Não podemos deixar de salientar que o termo etnomatemática, neste contexto, se distingue dos estudos em etnomatemática que se visam identificar elementos matemáticos em manifestações culturais, artesanais e tradicionais, próprias de um povo ou de uma cultura, usando como instrumento de análise a matemática ocidental. O programa etnomatemática assenta nas categorias identitárias de cada cultura ou grupo cultural, no que lhe é próprio e característico, podendo mesmo definirem-se características que lhes são únicas, mesmo associadas às mais elementares necessidades de subsistência, em harmonia com o local geográfico, físico e humano, onde se inserem e onde vivem.

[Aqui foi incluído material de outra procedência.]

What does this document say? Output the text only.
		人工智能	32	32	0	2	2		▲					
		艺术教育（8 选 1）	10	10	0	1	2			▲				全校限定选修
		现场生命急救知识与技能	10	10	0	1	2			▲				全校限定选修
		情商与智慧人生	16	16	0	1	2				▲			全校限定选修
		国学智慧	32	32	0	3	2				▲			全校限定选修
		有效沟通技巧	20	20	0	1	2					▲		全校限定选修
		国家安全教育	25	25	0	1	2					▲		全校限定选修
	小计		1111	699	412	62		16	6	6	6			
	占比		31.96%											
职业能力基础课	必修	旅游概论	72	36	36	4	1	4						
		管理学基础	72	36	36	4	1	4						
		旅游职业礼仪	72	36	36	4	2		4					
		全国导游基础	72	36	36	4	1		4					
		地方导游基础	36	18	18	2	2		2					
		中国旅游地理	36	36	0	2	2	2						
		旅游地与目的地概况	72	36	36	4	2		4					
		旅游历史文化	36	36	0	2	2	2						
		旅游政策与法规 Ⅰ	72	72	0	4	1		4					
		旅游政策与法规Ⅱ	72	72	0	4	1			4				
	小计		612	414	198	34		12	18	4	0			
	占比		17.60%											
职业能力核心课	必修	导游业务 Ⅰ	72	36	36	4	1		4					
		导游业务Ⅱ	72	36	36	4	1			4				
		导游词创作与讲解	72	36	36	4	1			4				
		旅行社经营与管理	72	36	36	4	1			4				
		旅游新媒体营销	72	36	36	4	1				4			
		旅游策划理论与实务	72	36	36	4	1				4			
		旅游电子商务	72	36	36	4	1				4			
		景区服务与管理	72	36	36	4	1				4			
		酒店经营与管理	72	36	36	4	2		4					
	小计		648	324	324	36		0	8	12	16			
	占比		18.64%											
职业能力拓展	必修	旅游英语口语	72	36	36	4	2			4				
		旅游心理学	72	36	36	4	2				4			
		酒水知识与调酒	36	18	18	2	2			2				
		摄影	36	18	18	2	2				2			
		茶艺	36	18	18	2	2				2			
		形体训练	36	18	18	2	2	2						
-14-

Esta necessidade de “sobrevivência e transcendência leva o ser humano a desenvolver modos, maneiras, estilos de explicar, de entender e aprender, e de lidar com a realidade percetível” (D’Ambrosio, 2013, p. 47).

Ainda na perspetiva de D’Ambrosio, a matemática deverá ser o “modo de pensar mais universal” (2007, p. 25) de que o homem dispõe[1]: sendo o pensamento matemático o motor da ciência e da tecnologia deverá sê-lo também, da educação para a paz, e um caminho para a resolução de problemas, nomeadamente os que decorrem dos desequilíbrios sociais e das perturbações nos ecossistemas, fortemente marcados pelas taxas de consumo dos recursos materiais e energéticos. Assim, o estudo e a compreensão dos factos históricos da matemática devem nela estar presentes de uma forma sustentada: uma disciplina é a sua epistemologia. “É importante conhecer a evolução da etnomatemática como resposta ao curso perigoso da humanidade em direção à destruição da dignidade individual, das relações sociais tensas e violentas, das relações com o ambiente inviáveis e o aumento dos confrontos armados” (D’Ambrósio & Rosa, 2008, p. 99). O reconhecimento da validade dos modos como o outro conta, mede, calcula, infere, localiza, representa, joga é um caminho sustentável para a equidade e para tolerância entre os povos.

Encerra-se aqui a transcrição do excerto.